Monday, July 14, 2014

Writing 101: What's Your Hook?

Like the best hit songs, good books need to have a great hook. There are all sorts of different ways to hook readers right at the beginning of a story. Do you know how to use all of them? 

Baiting the Hook

How  a story begins is really the most important thing about it, because there are readers out there who will look at this and nothing else. If you don't catch those readers who nibble on those first few lines, and get them reeled in, you'll lose them for ever. There are many different literary devices which can be used to hook readers. Get to know them, learn how to use them and then figure out how to make them your own. 
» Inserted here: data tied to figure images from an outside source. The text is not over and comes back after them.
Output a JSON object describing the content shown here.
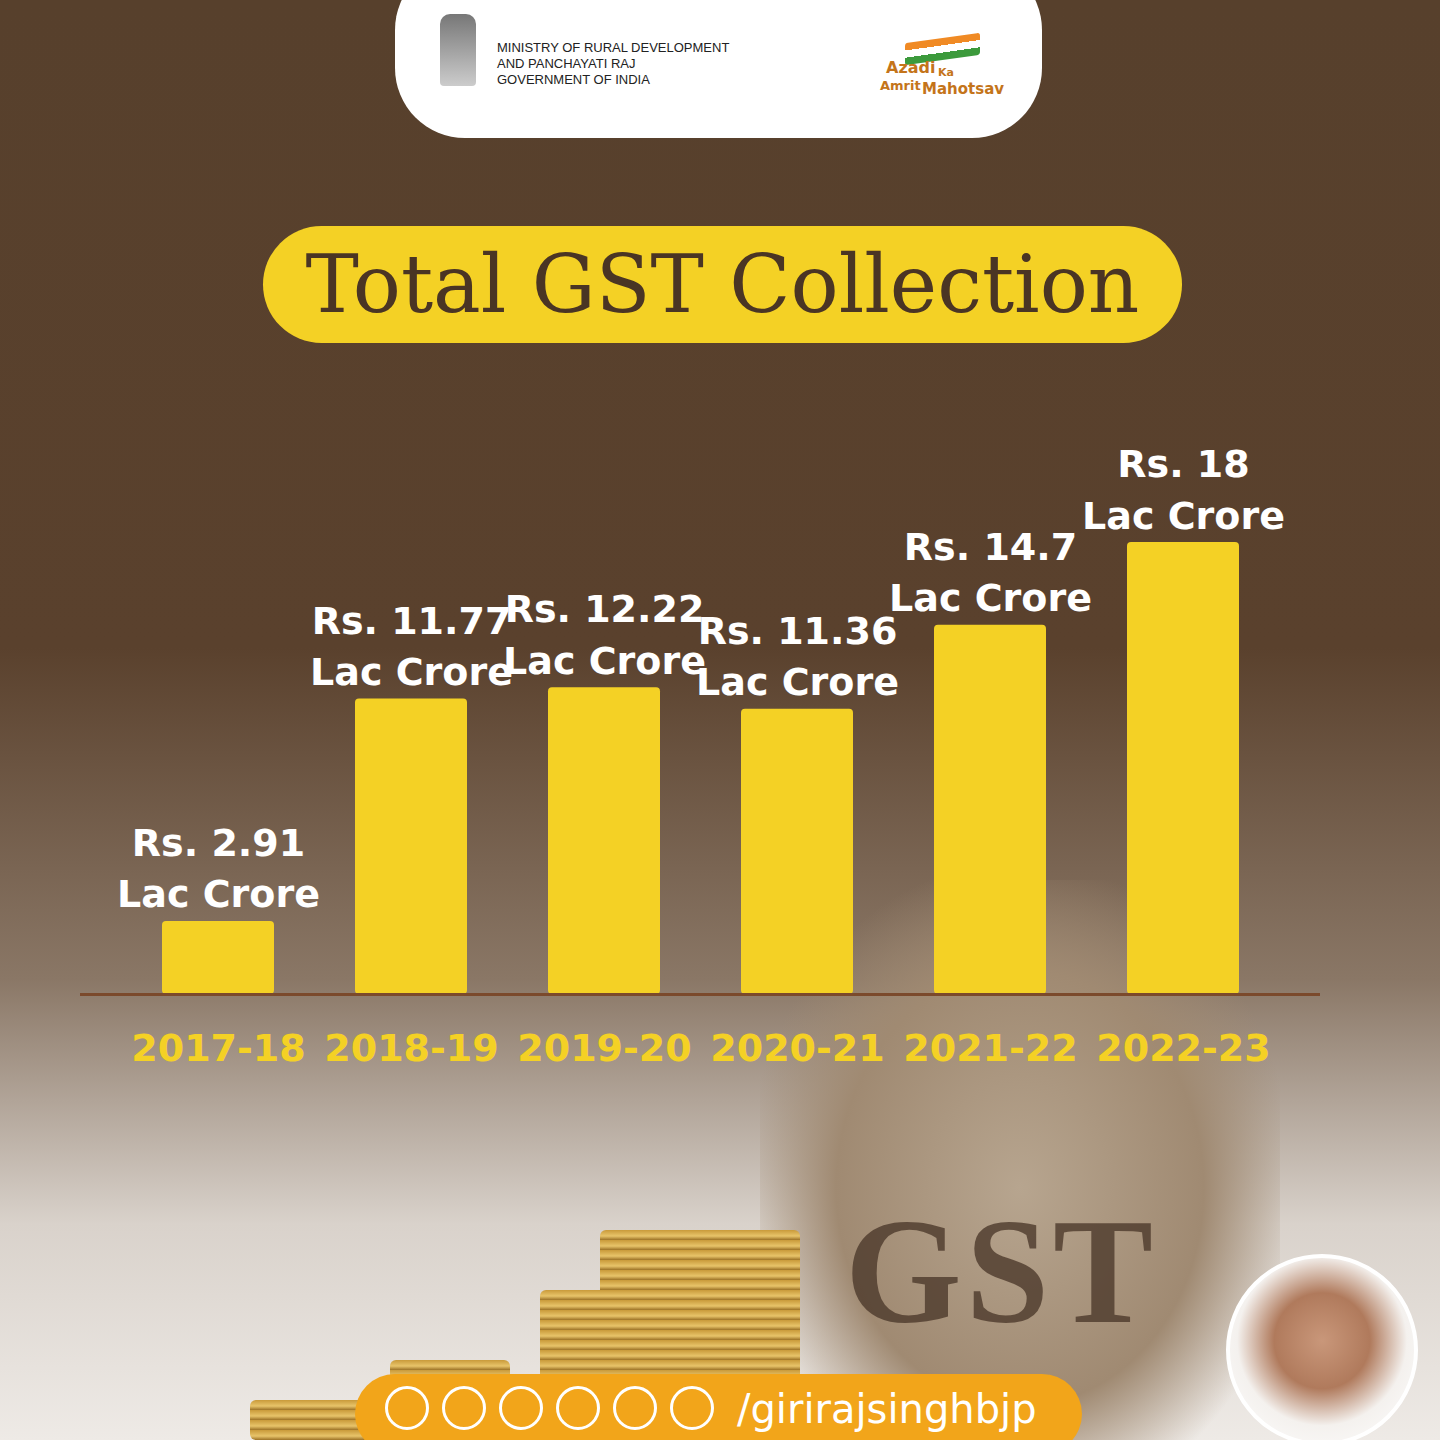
{
  "chart_data": {
    "type": "bar",
    "title": "Total GST Collection",
    "categories": [
      "2017-18",
      "2018-19",
      "2019-20",
      "2020-21",
      "2021-22",
      "2022-23"
    ],
    "values": [
      2.91,
      11.77,
      12.22,
      11.36,
      14.7,
      18
    ],
    "value_labels": [
      "Rs. 2.91\nLac Crore",
      "Rs. 11.77\nLac Crore",
      "Rs. 12.22\nLac Crore",
      "Rs. 11.36\nLac Crore",
      "Rs. 14.7\nLac Crore",
      "Rs. 18\nLac Crore"
    ],
    "color": "#f4d125",
    "ylim": [
      0,
      18
    ],
    "yticks": [],
    "tick_labels": "x",
    "data_labels": true,
    "grid": false,
    "annotations": [
      "MINISTRY OF RURAL DEVELOPMENT",
      "AND PANCHAYATI RAJ",
      "GOVERNMENT OF INDIA",
      "Azadi",
      "Ka",
      "Amrit",
      "Mahotsav",
      "GST",
      "/girirajsinghbjp"
    ]
  }
}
  • Flashback: Go into the distant past to hook readers with a flashback scene. Show what life was like before the stuff that happens in the story, and make it look really amazing. This works well when the book will be showing events that are totally different.
  • Flashforward: Look back at the events of the book with some perspective, dropping tantalizing hints about how the things that happened affected the world, the characters or whatever. This is a common narrative plot device, but a good writer can still make this an exciting technique. 
  • Story-within-a-story: It's always interesting to begin a book as a story that's being told to someone else. An example of this occurs in Arabian Nights, in which the storyteller is using short stories to stave off execution. 
  • In media res: This sounds like a very fancy technique, but it's really one of the most commonly used. In media res means beginning a story right in the middle of the action. I use this all the time because it's an effective way to hook the reader right away. If something is already happening, why wouldn't they keep reading to see how it resolves itself?
  • Third-party storyteller: This isn't a literary technique per se, because I just came up with that name, but it's a technique that works. Introduce a story through someone who's not connected to the story, such as a local newspaper or television station. Hearing the introduction through a dispassionate and uninterested source adds an element of mystery to the beginning of the book, because the reader doesn't know right away who the story is about -- though they do get a taste of what it's about.
Hook your readers with one of these devices, or one of your own design. Get them interested immediately, because if you don't you won't be able to keep them. Polish up your hook, and catch lots of interested readers with it.